La Modeleuse attrapa l’image avec deux de ses bras, la retourna et la jeta. La projection s’envola et disparut dans le néant. Elle avait une aversion pour les images.

— Il s’appelle Jebrassy. Je lui ai fait le sang un peu chaud. C’est un rebelle ; il ne tardera pas à s’enfuir avec un de vos groupes suicidaires.

— Il peut se reproduire ?

— Il est apte à procréer, mais je doute qu’une femelle féconde veuille de lui. Il est très instable. Quelque chose s’est passé en lui dès le coussinet de naissance. Cela l’a changé. Il rêve, j’en suis certaine. Les créatures appellent cela « errer » : le regard vide, aveugle, le sommeil troublé. Les autres le craignent. (La Modeleuse tourna ses trois yeux centraux sur Ghentun d’un air accusateur, amusé et impatient.) Et vous, mon ami Ghentun, errez-vous ?

Ghentun ne jugea pas utile de répondre à cette idiotie.

— Il me semble parfait, reprit-il. Je vais consulter Grayne et arranger quelque chose…

— Grayne ? Elle est toujours des nôtres ? Ah, quelle belle création ! Une de mes meilleures. Rien ne l’arrête, décidément.

— Elle est devenue sama ; elle guide les marcheurs.

— Elle était tellement bien dans sa jeunesse. Quelle honte d’envoyer nos beaux enfants dans le Chaos. Je n’ai jamais été fière de cette partie de mon travail, Conservateur.

— C’est pourtant à cela que vous servez, Modeleuse.

Force lui était de l’admettre.

— Le Bibliothécaire devrait être satisfait. Les créatures vibrent au moindre tremblement des lignes. Pendant que les Eidolons passent leur éternité à s’amuser et à refuser de voir l’évidence, les créatures sont devenues extrêmement sensibles à quelque chose que je suis moi-même incapable de percevoir. Peut-être est-ce le passé qui se tord de douleur, qui agonise ? Ai-je raison, Conservateur ?

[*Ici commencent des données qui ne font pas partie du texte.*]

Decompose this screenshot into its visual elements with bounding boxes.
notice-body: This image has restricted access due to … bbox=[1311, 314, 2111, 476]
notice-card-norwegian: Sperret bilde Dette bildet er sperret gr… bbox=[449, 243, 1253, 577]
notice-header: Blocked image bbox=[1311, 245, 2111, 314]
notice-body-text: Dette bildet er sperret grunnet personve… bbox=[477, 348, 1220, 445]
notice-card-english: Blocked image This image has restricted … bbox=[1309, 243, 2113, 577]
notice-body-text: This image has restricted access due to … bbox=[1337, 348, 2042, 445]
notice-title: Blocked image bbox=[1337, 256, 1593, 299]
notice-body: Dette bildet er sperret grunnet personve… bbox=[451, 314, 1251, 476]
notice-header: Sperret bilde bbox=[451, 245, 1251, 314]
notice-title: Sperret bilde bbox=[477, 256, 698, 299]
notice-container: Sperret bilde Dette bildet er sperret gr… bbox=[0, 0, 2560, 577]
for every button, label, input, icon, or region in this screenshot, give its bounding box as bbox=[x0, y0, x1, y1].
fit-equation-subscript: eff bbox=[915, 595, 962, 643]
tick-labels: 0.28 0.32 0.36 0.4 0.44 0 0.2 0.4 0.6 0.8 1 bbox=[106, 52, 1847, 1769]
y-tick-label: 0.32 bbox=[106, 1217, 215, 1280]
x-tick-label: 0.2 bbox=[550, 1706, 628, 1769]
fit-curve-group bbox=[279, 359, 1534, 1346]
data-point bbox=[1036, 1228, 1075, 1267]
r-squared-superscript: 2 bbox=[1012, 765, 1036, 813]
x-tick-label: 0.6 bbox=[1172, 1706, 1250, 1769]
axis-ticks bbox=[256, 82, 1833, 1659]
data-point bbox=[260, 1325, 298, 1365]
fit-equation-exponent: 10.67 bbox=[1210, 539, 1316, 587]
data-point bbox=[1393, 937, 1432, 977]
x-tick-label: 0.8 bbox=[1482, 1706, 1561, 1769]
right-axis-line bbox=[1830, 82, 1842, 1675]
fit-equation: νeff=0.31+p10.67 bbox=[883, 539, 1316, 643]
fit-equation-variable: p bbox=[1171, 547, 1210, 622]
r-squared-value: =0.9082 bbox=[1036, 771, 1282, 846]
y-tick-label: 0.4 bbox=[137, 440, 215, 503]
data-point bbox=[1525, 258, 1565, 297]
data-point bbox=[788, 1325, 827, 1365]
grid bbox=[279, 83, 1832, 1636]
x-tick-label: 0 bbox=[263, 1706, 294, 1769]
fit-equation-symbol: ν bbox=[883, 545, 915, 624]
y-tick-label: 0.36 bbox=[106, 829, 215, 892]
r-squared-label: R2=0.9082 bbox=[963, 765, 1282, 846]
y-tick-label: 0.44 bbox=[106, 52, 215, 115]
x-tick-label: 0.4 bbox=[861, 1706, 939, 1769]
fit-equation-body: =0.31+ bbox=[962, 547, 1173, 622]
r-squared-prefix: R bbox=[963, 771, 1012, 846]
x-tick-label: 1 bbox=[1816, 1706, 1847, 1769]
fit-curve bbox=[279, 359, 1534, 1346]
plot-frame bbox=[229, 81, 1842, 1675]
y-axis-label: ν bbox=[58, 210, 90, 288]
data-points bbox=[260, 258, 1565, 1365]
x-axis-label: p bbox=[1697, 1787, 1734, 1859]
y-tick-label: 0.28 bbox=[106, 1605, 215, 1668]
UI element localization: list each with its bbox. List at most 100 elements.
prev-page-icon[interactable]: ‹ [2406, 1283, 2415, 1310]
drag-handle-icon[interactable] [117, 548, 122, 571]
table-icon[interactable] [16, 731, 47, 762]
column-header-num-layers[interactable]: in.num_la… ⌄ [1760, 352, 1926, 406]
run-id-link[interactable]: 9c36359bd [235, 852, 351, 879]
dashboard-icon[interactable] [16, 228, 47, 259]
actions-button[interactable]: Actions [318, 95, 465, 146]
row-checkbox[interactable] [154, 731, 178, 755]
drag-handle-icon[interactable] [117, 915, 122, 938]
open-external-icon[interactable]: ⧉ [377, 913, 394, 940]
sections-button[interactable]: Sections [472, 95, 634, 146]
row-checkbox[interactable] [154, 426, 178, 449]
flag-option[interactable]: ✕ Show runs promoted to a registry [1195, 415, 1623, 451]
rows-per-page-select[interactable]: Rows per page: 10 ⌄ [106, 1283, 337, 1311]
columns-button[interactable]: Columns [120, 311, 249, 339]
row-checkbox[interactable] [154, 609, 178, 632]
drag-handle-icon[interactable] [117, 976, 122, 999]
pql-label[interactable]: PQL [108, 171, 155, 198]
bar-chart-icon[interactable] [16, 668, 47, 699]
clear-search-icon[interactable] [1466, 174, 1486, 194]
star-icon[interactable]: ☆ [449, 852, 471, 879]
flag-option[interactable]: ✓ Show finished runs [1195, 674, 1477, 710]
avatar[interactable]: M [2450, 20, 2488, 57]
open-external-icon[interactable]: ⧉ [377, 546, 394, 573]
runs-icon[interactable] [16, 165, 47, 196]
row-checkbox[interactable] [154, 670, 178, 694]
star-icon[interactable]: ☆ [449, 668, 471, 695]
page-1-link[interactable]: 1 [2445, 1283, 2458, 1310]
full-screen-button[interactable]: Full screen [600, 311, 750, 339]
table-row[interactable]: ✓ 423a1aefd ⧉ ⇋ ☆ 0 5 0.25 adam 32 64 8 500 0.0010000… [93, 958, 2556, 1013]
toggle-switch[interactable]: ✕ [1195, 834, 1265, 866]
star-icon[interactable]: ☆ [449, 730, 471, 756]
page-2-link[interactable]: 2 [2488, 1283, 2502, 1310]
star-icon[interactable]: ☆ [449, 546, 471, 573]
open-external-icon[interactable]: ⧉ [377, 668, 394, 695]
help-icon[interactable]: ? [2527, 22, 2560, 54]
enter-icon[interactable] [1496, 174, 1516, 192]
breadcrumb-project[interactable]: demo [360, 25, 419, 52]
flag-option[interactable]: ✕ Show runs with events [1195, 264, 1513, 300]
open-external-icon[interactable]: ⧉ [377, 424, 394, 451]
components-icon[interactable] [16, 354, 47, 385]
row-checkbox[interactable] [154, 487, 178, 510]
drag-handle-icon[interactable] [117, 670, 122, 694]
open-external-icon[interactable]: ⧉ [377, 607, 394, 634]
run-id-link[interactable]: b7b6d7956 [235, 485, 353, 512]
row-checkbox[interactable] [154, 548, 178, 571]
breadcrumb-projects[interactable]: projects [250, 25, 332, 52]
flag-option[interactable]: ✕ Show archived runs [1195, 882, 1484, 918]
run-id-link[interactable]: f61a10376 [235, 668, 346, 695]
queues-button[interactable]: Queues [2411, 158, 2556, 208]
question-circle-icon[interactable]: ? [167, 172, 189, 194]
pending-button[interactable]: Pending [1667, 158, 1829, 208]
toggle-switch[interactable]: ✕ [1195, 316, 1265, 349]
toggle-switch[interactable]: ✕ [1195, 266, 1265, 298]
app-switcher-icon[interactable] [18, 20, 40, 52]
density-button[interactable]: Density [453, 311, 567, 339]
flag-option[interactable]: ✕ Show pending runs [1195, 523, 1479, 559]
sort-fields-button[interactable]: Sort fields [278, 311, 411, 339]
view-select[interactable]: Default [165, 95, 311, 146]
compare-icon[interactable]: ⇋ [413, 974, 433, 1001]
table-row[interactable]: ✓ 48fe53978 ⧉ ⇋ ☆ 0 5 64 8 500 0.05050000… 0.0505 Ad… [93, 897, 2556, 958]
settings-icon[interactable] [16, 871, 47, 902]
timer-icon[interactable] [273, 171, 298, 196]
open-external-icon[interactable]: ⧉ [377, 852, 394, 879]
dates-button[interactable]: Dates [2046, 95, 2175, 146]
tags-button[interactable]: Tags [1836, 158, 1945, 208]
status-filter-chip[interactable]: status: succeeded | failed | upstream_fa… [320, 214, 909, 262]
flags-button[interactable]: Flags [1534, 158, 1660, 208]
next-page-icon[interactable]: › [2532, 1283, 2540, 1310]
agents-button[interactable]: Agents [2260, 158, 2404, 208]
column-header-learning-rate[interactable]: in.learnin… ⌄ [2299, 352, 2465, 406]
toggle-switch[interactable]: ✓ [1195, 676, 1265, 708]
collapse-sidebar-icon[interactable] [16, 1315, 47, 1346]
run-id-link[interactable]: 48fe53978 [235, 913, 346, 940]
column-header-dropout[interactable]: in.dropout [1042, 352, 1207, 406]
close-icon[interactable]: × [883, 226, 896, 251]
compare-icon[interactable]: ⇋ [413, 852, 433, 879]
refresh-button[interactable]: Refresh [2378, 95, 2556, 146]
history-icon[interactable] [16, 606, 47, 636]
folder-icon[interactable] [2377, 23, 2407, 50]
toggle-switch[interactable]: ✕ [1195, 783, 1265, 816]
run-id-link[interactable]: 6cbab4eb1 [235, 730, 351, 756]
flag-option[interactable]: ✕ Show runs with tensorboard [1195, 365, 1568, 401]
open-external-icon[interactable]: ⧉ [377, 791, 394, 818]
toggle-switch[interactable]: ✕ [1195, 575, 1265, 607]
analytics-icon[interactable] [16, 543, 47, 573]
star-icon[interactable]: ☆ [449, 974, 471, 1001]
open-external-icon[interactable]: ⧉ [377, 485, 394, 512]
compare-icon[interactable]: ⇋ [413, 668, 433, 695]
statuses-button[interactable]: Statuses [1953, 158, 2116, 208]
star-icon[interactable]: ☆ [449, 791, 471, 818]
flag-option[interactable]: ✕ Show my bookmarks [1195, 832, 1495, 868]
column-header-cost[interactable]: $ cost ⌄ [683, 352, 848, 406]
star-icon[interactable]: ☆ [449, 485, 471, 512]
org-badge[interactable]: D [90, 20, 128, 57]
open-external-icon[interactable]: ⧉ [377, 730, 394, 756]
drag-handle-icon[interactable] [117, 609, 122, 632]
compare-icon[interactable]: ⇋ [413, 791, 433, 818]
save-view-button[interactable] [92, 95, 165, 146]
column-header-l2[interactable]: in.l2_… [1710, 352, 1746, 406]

Ghentun ne répondit pas non plus à cette question. Ils savaient tous les deux que c’était en effet probable, d’où la création des Gradins.

— Et pourtant, veillée après veillée, les générateurs faiblissent, reprit-elle. Le Chaos est impatient. Dans combien de temps croyez-vous que le Bibliothécaire acceptera de vous écouter ?

— Bientôt.

— On ne peut pas prévoir les réactions des Eidolons. J’ai compris cela il y a bien longtemps. Si le Bibliothécaire n’est toujours pas content…

Son bras jaillit comme l’éclair et attrapa le livre dans le sac de Ghentun. Ses doigts étaient si puissants qu’ils menaçaient de le réduire en poussière.

— Ah, un petit trésor archaïque ! Vous avez volé cela à votre sama, l’accusat-elle.

— À son prédécesseur, en fait.

— Intéressant ?

— C’est imprimé dans les caractères employés par nos créatures. Le texte change chaque fois que je le lis, aussi n’est-il sans doute pas fait pour nos yeux.

— Dans ce cas, pourquoi vous fatiguer ?

— Par curiosité. Et peut-être parce que je me sens coupable, répondit Ghentun avec détachement et une pointe de gêne. N’êtes-vous pas curieuse de savoir ce que le Bibliothécaire leur réserve ?

La Modeleuse renifla avec mépris.

— Nous pourrions recommencer. Il est toujours possible d’apporter des améliorations. (Elle semblait peu encline à interrompre son travail courant, quand bien même elle comprenait et ressentait la nécessité d’une intervention rapide.) Combien de temps avons-nous devant nous ? Quelques milliers d’années ?

— J’en doute.

Il lui fit signe de retourner le livre. Les doigts presque enfoncés dans la reliure, elle s’exécuta à contrecœur. Lentement, la couverture se remit de ce contact.

— C’est notre dernière récolte, ajouta-t-il. Ce sera cette génération ou rien.